- Leader: Alan Fitzgerald
- Founder: Alan Fitzgerald
- Founded: 1966
- Dissolved: 1970
- Succeeded by: Australia Party
- Slogan: "Do nothing"
- ACT Advisory Council: 1 / 9(1967–1970)

= True Whig Party (Australia) =

Australian joke party by Alan Fitzgerald

The True Whig Party was an Australian joke party, formed by satirist Alan Fitzgerald.

==History==
In 1966, frustrated with the lack of power that the Australian Capital Territory Advisory Council had, Alan Fitzgerald announced he was forming the True Whig Party. He called on voters to write his or his party's names on ballot papers for the Division of Australian Capital Territory at the 1966 federal election.

Hearing that many voters had done so, Fitzgerald announced on 14 August 1967 that he would stand for the Advisory Council at the upcoming election in September.
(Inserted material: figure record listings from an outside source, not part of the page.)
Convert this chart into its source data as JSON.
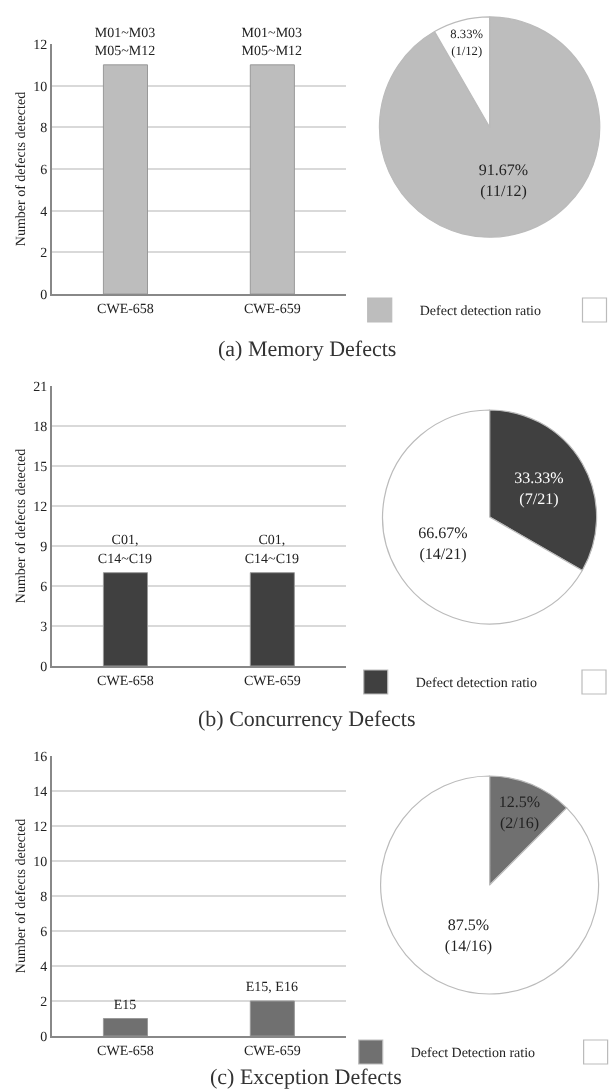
{
  "chart_data": [
    {
      "type": "bar",
      "categories": [
        "CWE-658",
        "CWE-659"
      ],
      "values": [
        11,
        11
      ],
      "color": "#bdbdbd",
      "value_labels": [
        "M01~M03\nM05~M12",
        "M01~M03\nM05~M12"
      ],
      "ylabel": "Number of defects detected",
      "ylim": [
        0,
        12
      ],
      "yticks": [
        0,
        2,
        4,
        6,
        8,
        10,
        12
      ],
      "grid": "y",
      "legend": false,
      "annotations": [
        "(a) Memory Defects"
      ]
    },
    {
      "type": "pie",
      "categories": [
        "Defect detection ratio",
        null
      ],
      "values": [
        91.67,
        8.33
      ],
      "colors": [
        "#bdbdbd",
        "#ffffff"
      ],
      "value_labels": [
        "91.67%\n(11/12)",
        "8.33%\n(1/12)"
      ],
      "legend": "bottom"
    },
    {
      "type": "bar",
      "categories": [
        "CWE-658",
        "CWE-659"
      ],
      "values": [
        7,
        7
      ],
      "color": "#404040",
      "value_labels": [
        "C01,\nC14~C19",
        "C01,\nC14~C19"
      ],
      "ylabel": "Number of defects detected",
      "ylim": [
        0,
        21
      ],
      "yticks": [
        0,
        3,
        6,
        9,
        12,
        15,
        18,
        21
      ],
      "grid": "y",
      "legend": false,
      "annotations": [
        "(b) Concurrency Defects"
      ]
    },
    {
      "type": "pie",
      "categories": [
        "Defect detection ratio",
        null
      ],
      "values": [
        33.33,
        66.67
      ],
      "colors": [
        "#404040",
        "#ffffff"
      ],
      "value_labels": [
        "33.33%\n(7/21)",
        "66.67%\n(14/21)"
      ],
      "legend": "bottom"
    },
    {
      "type": "bar",
      "categories": [
        "CWE-658",
        "CWE-659"
      ],
      "values": [
        1,
        2
      ],
      "color": "#707070",
      "value_labels": [
        "E15",
        "E15, E16"
      ],
      "ylabel": "Number of defects detected",
      "ylim": [
        0,
        16
      ],
      "yticks": [
        0,
        2,
        4,
        6,
        8,
        10,
        12,
        14,
        16
      ],
      "grid": "y",
      "legend": false,
      "annotations": [
        "(c) Exception Defects"
      ]
    },
    {
      "type": "pie",
      "categories": [
        "Defect Detection ratio",
        null
      ],
      "values": [
        12.5,
        87.5
      ],
      "colors": [
        "#707070",
        "#ffffff"
      ],
      "value_labels": [
        "12.5%\n(2/16)",
        "87.5%\n(14/16)"
      ],
      "legend": "bottom"
    }
  ]
}
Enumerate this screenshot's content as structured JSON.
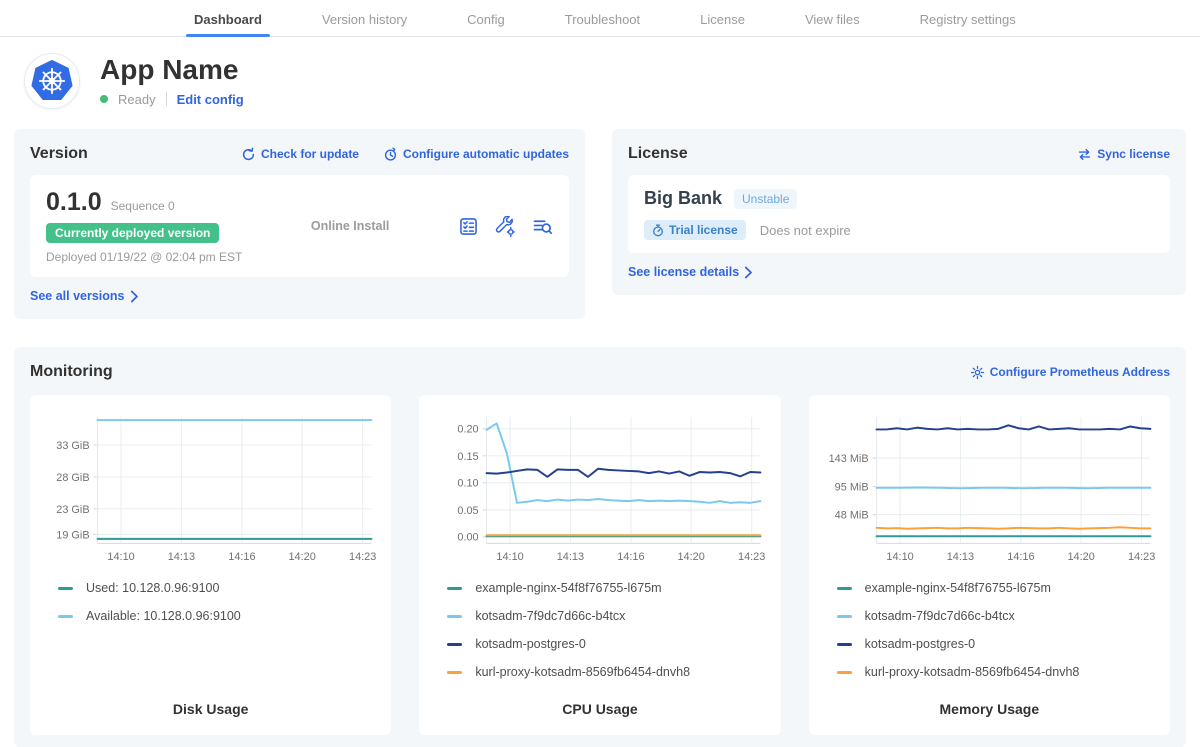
{
  "nav": {
    "tabs": [
      {
        "label": "Dashboard",
        "active": true
      },
      {
        "label": "Version history",
        "active": false
      },
      {
        "label": "Config",
        "active": false
      },
      {
        "label": "Troubleshoot",
        "active": false
      },
      {
        "label": "License",
        "active": false
      },
      {
        "label": "View files",
        "active": false
      },
      {
        "label": "Registry settings",
        "active": false
      }
    ]
  },
  "header": {
    "app_name": "App Name",
    "status": "Ready",
    "edit_config_label": "Edit config"
  },
  "version": {
    "title": "Version",
    "check_update_label": "Check for update",
    "auto_updates_label": "Configure automatic updates",
    "number": "0.1.0",
    "sequence_label": "Sequence 0",
    "deployed_badge": "Currently deployed version",
    "install_type": "Online Install",
    "deployed_at": "Deployed 01/19/22 @ 02:04 pm EST",
    "see_all_label": "See all versions"
  },
  "license": {
    "title": "License",
    "sync_label": "Sync license",
    "customer_name": "Big Bank",
    "channel_badge": "Unstable",
    "type_badge": "Trial license",
    "expiration": "Does not expire",
    "details_label": "See license details"
  },
  "monitoring": {
    "title": "Monitoring",
    "configure_label": "Configure Prometheus Address"
  },
  "colors": {
    "link_blue": "#3065e0",
    "active_tab_underline": "#4285f4",
    "deployed_badge_green": "#44c18a",
    "ready_green": "#44bb77",
    "series_teal": "#2d9a9a",
    "series_light_blue": "#7ac9ed",
    "series_navy": "#24408e",
    "series_orange": "#f9a13d"
  },
  "chart_data": [
    {
      "type": "line",
      "title": "Disk Usage",
      "ylim": [
        17.6,
        37.4
      ],
      "y_ticks": [
        {
          "label": "33 GiB",
          "value": 33
        },
        {
          "label": "28 GiB",
          "value": 28
        },
        {
          "label": "23 GiB",
          "value": 23
        },
        {
          "label": "19 GiB",
          "value": 19
        }
      ],
      "x_ticks": [
        {
          "label": "14:10",
          "pos": 0.086
        },
        {
          "label": "14:13",
          "pos": 0.306
        },
        {
          "label": "14:16",
          "pos": 0.527
        },
        {
          "label": "14:20",
          "pos": 0.747
        },
        {
          "label": "14:23",
          "pos": 0.968
        }
      ],
      "series": [
        {
          "name": "Used: 10.128.0.96:9100",
          "color": "#2d9a9a",
          "points": [
            18.3,
            18.3
          ]
        },
        {
          "name": "Available: 10.128.0.96:9100",
          "color": "#7ac9ed",
          "points": [
            36.9,
            36.9
          ]
        }
      ]
    },
    {
      "type": "line",
      "title": "CPU Usage",
      "ylim": [
        -0.012,
        0.222
      ],
      "y_ticks": [
        {
          "label": "0.20",
          "value": 0.2
        },
        {
          "label": "0.15",
          "value": 0.15
        },
        {
          "label": "0.10",
          "value": 0.1
        },
        {
          "label": "0.05",
          "value": 0.05
        },
        {
          "label": "0.00",
          "value": 0.0
        }
      ],
      "x_ticks": [
        {
          "label": "14:10",
          "pos": 0.086
        },
        {
          "label": "14:13",
          "pos": 0.306
        },
        {
          "label": "14:16",
          "pos": 0.527
        },
        {
          "label": "14:20",
          "pos": 0.747
        },
        {
          "label": "14:23",
          "pos": 0.968
        }
      ],
      "series": [
        {
          "name": "example-nginx-54f8f76755-l675m",
          "color": "#2d9a9a",
          "points": [
            0.001,
            0.001
          ]
        },
        {
          "name": "kotsadm-7f9dc7d66c-b4tcx",
          "color": "#7ac9ed",
          "points": [
            0.198,
            0.21,
            0.155,
            0.063,
            0.065,
            0.068,
            0.066,
            0.069,
            0.067,
            0.069,
            0.068,
            0.07,
            0.068,
            0.067,
            0.066,
            0.068,
            0.066,
            0.067,
            0.066,
            0.067,
            0.066,
            0.065,
            0.063,
            0.066,
            0.063,
            0.064,
            0.063,
            0.066
          ]
        },
        {
          "name": "kotsadm-postgres-0",
          "color": "#24408e",
          "points": [
            0.118,
            0.117,
            0.119,
            0.122,
            0.125,
            0.124,
            0.111,
            0.125,
            0.124,
            0.124,
            0.111,
            0.126,
            0.124,
            0.123,
            0.122,
            0.121,
            0.118,
            0.121,
            0.117,
            0.121,
            0.113,
            0.12,
            0.119,
            0.12,
            0.118,
            0.112,
            0.12,
            0.119
          ]
        },
        {
          "name": "kurl-proxy-kotsadm-8569fb6454-dnvh8",
          "color": "#f9a13d",
          "points": [
            0.003,
            0.003
          ]
        }
      ]
    },
    {
      "type": "line",
      "title": "Memory Usage",
      "ylim": [
        0,
        212
      ],
      "y_ticks": [
        {
          "label": "143 MiB",
          "value": 143
        },
        {
          "label": "95 MiB",
          "value": 95
        },
        {
          "label": "48 MiB",
          "value": 48
        }
      ],
      "x_ticks": [
        {
          "label": "14:10",
          "pos": 0.086
        },
        {
          "label": "14:13",
          "pos": 0.306
        },
        {
          "label": "14:16",
          "pos": 0.527
        },
        {
          "label": "14:20",
          "pos": 0.747
        },
        {
          "label": "14:23",
          "pos": 0.968
        }
      ],
      "series": [
        {
          "name": "example-nginx-54f8f76755-l675m",
          "color": "#2d9a9a",
          "points": [
            12,
            12
          ]
        },
        {
          "name": "kotsadm-7f9dc7d66c-b4tcx",
          "color": "#7ac9ed",
          "points": [
            93,
            93,
            93.5,
            93,
            92.5,
            93,
            93,
            92.5,
            93,
            93,
            92.5,
            93,
            93,
            93
          ]
        },
        {
          "name": "kotsadm-postgres-0",
          "color": "#24408e",
          "points": [
            191,
            191,
            193,
            191,
            194,
            192,
            191,
            193,
            191,
            192,
            191,
            191,
            192,
            198,
            193,
            191,
            196,
            191,
            192,
            193,
            191,
            191,
            191,
            192,
            191,
            196,
            193,
            192
          ]
        },
        {
          "name": "kurl-proxy-kotsadm-8569fb6454-dnvh8",
          "color": "#f9a13d",
          "points": [
            26,
            25,
            25.5,
            24.5,
            25,
            25.5,
            26,
            25,
            25,
            26,
            25.5,
            25,
            24.5,
            25,
            26,
            25.5,
            25,
            25,
            26,
            25,
            24.5,
            25,
            25.5,
            26,
            27,
            26,
            25,
            25
          ]
        }
      ]
    }
  ]
}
The party's platform was "to do nothing", parodying the model of local politicians. Fitzgerald refused to make a campaign speech, later describing his silence as "meaningful". One of the party's campaign promises was to build service stations on Mugga Way in the suburb of Red Hill.

Fitzgerald was subsequently elected, receiving the third highest primary vote behind Labor and the Liberal Party. Although elected on a joke platform, he carried out his duties on the Advisory Council in a serious fashion.

In May 1970, he joined the Australia Party and contested the federal ACT by-election. The True Whig Party was disbanded around this time and Fitzgerald contested the 1970 Advisory Council election for the Australia Party, being re-elected with 21% of the vote (ahead of the Liberal Party).